Kundalini Yoga in Berlin
Berlin hat eine der vielfältigsten Yoga-Szenen Deutschlands, und Kundalini Yoga gehört seit Jahrzehnten dazu. Schon Anfang der 2000er-Jahre war von rund 50 Lehrerinnen und Lehrern die Rede, die in fast allen Bezirken zusammen über 100 Kurse pro Woche anboten. Heute ist das Angebot noch breiter – und gerade deshalb unübersichtlich. Dieser Beitrag hilft dir, einen Einstieg zu finden.

Wo Kundalini Yoga angeboten wird
- Yogastudios – viele Studios haben Kundalini Yoga als einen von mehreren Stilen im Programm, oft ein- bis zweimal pro Woche.

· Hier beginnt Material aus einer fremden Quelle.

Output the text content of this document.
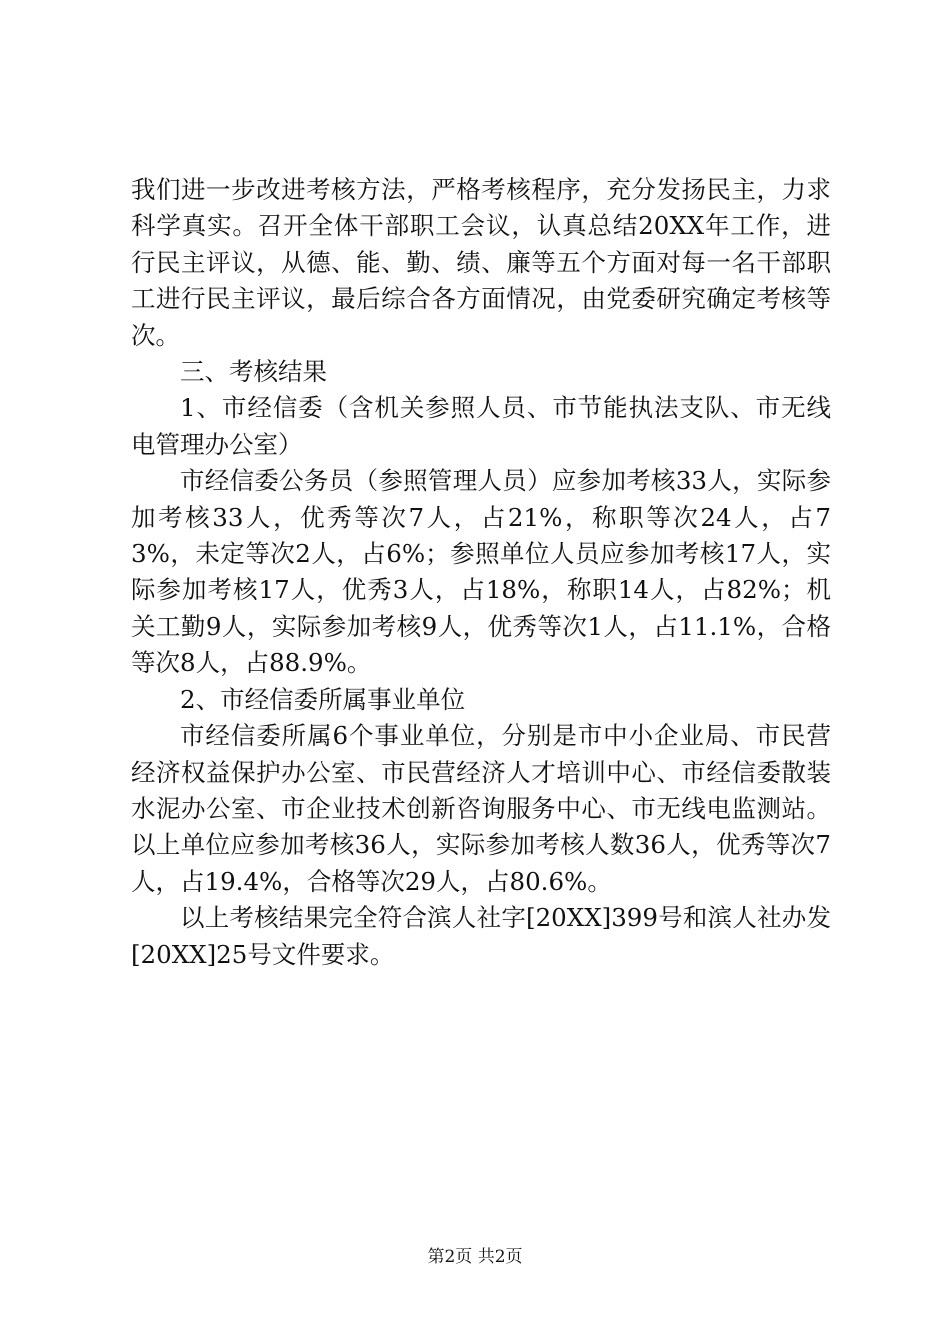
我们进一步改进考核方法，严格考核程序，充分发扬民主，力求科学真实。召开全体干部职工会议，认真总结20XX年工作，进行民主评议，从德、能、勤、绩、廉等五个方面对每一名干部职工进行民主评议，最后综合各方面情况，由党委研究确定考核等次。

三、考核结果

1、市经信委（含机关参照人员、市节能执法支队、市无线电管理办公室）

市经信委公务员（参照管理人员）应参加考核33人，实际参加考核33人，优秀等次7人，占21%，称职等次24人，占73%，未定等次2人，占6%；参照单位人员应参加考核17人，实际参加考核17人，优秀3人，占18%，称职14人，占82%；机关工勤9人，实际参加考核9人，优秀等次1人，占11.1%，合格等次8人，占88.9%。

2、市经信委所属事业单位

市经信委所属6个事业单位，分别是市中小企业局、市民营经济权益保护办公室、市民营经济人才培训中心、市经信委散装水泥办公室、市企业技术创新咨询服务中心、市无线电监测站。以上单位应参加考核36人，实际参加考核人数36人，优秀等次7人，占19.4%，合格等次29人，占80.6%。

以上考核结果完全符合滨人社字[20XX]399号和滨人社办发[20XX]25号文件要求。

第2页 共2页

- Spezialisierte Zentren – einige wenige Orte bieten ausschließlich oder überwiegend Kundalini Yoga an, oft mit Morgensadhana, Gong-Abenden und Ausbildungen.
- Freie Lehrkräfte – unterrichten in gemieteten Räumen, Nachbarschaftszentren, Praxen oder Gemeindesälen.

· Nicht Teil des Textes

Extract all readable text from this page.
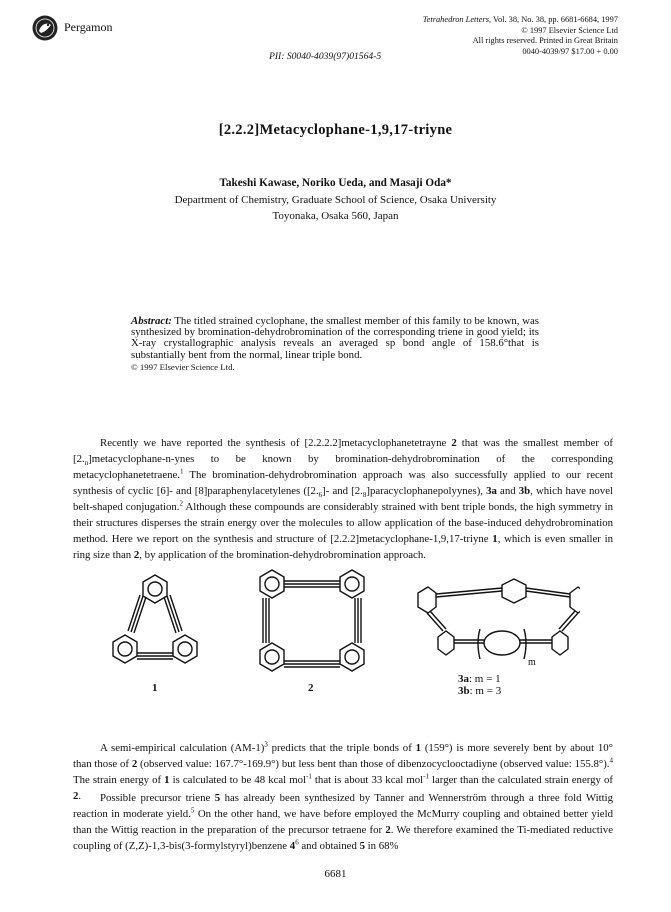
Pergamon
Tetrahedron Letters, Vol. 38, No. 38, pp. 6681-6684, 1997
© 1997 Elsevier Science Ltd
All rights reserved. Printed in Great Britain
0040-4039/97 $17.00 + 0.00
PII: S0040-4039(97)01564-5
[2.2.2]Metacyclophane-1,9,17-triyne
Takeshi Kawase, Noriko Ueda, and Masaji Oda*
Department of Chemistry, Graduate School of Science, Osaka University
Toyonaka, Osaka 560, Japan
Abstract: The titled strained cyclophane, the smallest member of this family to be known, was synthesized by bromination-dehydrobromination of the corresponding triene in good yield; its X-ray crystallographic analysis reveals an averaged sp bond angle of 158.6°that is substantially bent from the normal, linear triple bond.
© 1997 Elsevier Science Ltd.
Recently we have reported the synthesis of [2.2.2.2]metacyclophanetetrayne 2 that was the smallest member of $[2._n]metacyclophane-n$-ynes to be known by bromination-dehydrobromination of the corresponding metacyclophanetetraene.$^1$ The bromination-dehydrobromination approach was also successfully applied to our recent synthesis of cyclic [6]- and [8]paraphenylacetylenes ($[2._6]-$ and $[2._8]paracyclophanepolyynes$), 3a and 3b, which have novel belt-shaped conjugation.$^2$ Although these compounds are considerably strained with bent triple bonds, the high symmetry in their structures disperses the strain energy over the molecules to allow application of the base-induced dehydrobromination method. Here we report on the synthesis and structure of [2.2.2]metacyclophane-1,9,17-triyne 1, which is even smaller in ring size than 2, by application of the bromination-dehydrobromination approach.
m
1	2
3a: m = 1
3b: m = 3
A semi-empirical calculation $(AM-1)^3$ predicts that the triple bonds of 1 (159°) is more severely bent by about 10° than those of 2 (observed value: 167.7°-169.9°) but less bent than those of dibenzocyclooctadiyne (observed value: 155.8°).$^4$ The strain energy of 1 is calculated to be 48 kcal mol$^{-1}$ that is about 33 kcal mol$^{-1}$ larger than the calculated strain energy of 2.	Possible precursor triene 5 has already been synthesized by Tanner and Wennerström through a three fold Wittig reaction in moderate yield.$^5$ On the other hand, we have before employed the McMurry coupling and obtained better yield than the Wittig reaction in the preparation of the precursor tetraene for 2. We therefore examined the Ti-mediated reductive coupling of (Z,Z)-1,3-bis(3-formylstyryl)benzene $4^6$ and obtained 5 in 68%
6681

- Volkshochschulen – die Berliner VHS bieten regelmäßig Yogakurse an, gelegentlich auch mit Kundalini-Schwerpunkt, meist günstig und auf ein Semester angelegt.
- Online – seit 2020 streamen viele Berliner Lehrkräfte ihre Stunden zusätzlich.
So findest du einen Kurs
Suche online nach „Kundalini Yoga“ zusammen mit deinem Bezirk oder Kiez. Berlin hat zwölf Bezirke, und die Wege sind lang: Ein Kurs, der mit dem Rad in 15 Minuten erreichbar ist, wird eher zur Gewohnheit als einer am anderen Ende der Stadt. Achte in Kursbeschreibungen auf Hinweise wie „Einsteiger willkommen“ oder „offene Stunde“.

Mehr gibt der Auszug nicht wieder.